Overall, results suggest that Australian retirees are generally feeling content and satisfied with their lives.
The report's author, Associate Professor Delyse Hutchinson from Deakin's School of Psychology, said while the survey doesn't examine the reasons for the responses, personal wellbeing appears to increase with age, with some of the happiest Australians aged 65 and over.
"It would seem that retirees' wellbeing is closely connected to their relationships and interactions with others," Associate Professor Hutchinson said.
"This positive connection with others would tend to offset their lower satisfaction with 'health', which declines as age-related ailments set in."
Associate Professor Hutchinson said that the survey findings identified factors that predict wellbeing in retirement and that may have the potential to offset the decrease in wellbeing.
"For those transitioning into retirement, promoting wellbeing through 'achieving in life', 'personal relationships' and 'personal safety' is likely to promote higher wellbeing in retirement," Associate Professor Hutchinson said.

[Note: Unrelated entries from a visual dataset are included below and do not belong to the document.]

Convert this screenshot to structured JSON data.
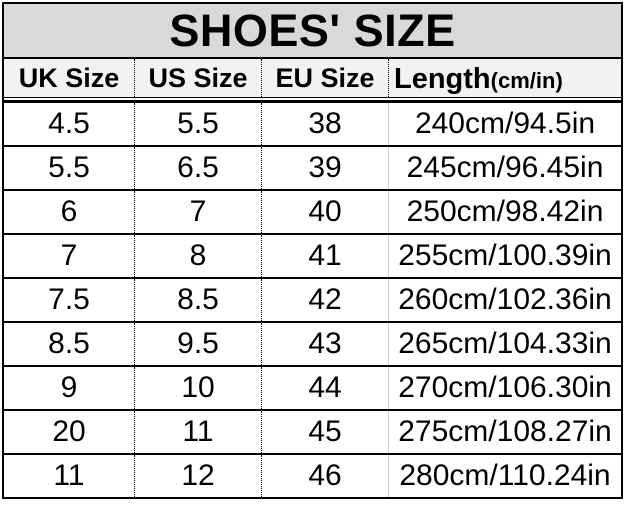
{
  "title": "SHOES' SIZE",
  "table": {
    "headers": {
      "uk": "UK Size",
      "us": "US Size",
      "eu": "EU Size",
      "length": "Length",
      "length_unit": "(cm/in)"
    },
    "rows": [
      {
        "uk": "4.5",
        "us": "5.5",
        "eu": "38",
        "length": "240cm/94.5in"
      },
      {
        "uk": "5.5",
        "us": "6.5",
        "eu": "39",
        "length": "245cm/96.45in"
      },
      {
        "uk": "6",
        "us": "7",
        "eu": "40",
        "length": "250cm/98.42in"
      },
      {
        "uk": "7",
        "us": "8",
        "eu": "41",
        "length": "255cm/100.39in"
      },
      {
        "uk": "7.5",
        "us": "8.5",
        "eu": "42",
        "length": "260cm/102.36in"
      },
      {
        "uk": "8.5",
        "us": "9.5",
        "eu": "43",
        "length": "265cm/104.33in"
      },
      {
        "uk": "9",
        "us": "10",
        "eu": "44",
        "length": "270cm/106.30in"
      },
      {
        "uk": "20",
        "us": "11",
        "eu": "45",
        "length": "275cm/108.27in"
      },
      {
        "uk": "11",
        "us": "12",
        "eu": "46",
        "length": "280cm/110.24in"
      }
    ]
  },
  "colors": {
    "title_bg": "#d9d9d9",
    "header_bg": "#f2f2f2",
    "row_bg": "#ffffff",
    "border": "#000000",
    "gridline": "#c8c8c8"
  }
}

"As individuals remain in retirement and continue to age, promoting wellbeing through 'health', 'personal safety' and 'community connectedness' becomes more critical.
The study also found retirees in regional areas report higher levels of overall life satisfaction compared to metropolitan areas, with them scoring higher on 'community connectedness', 'personal safety', and 'future security'.
"It appears that people in regional areas feel more connected to, and safer in, their local communities, which is in turn linked to improved life satisfaction," Associate Professor Hutchinson said.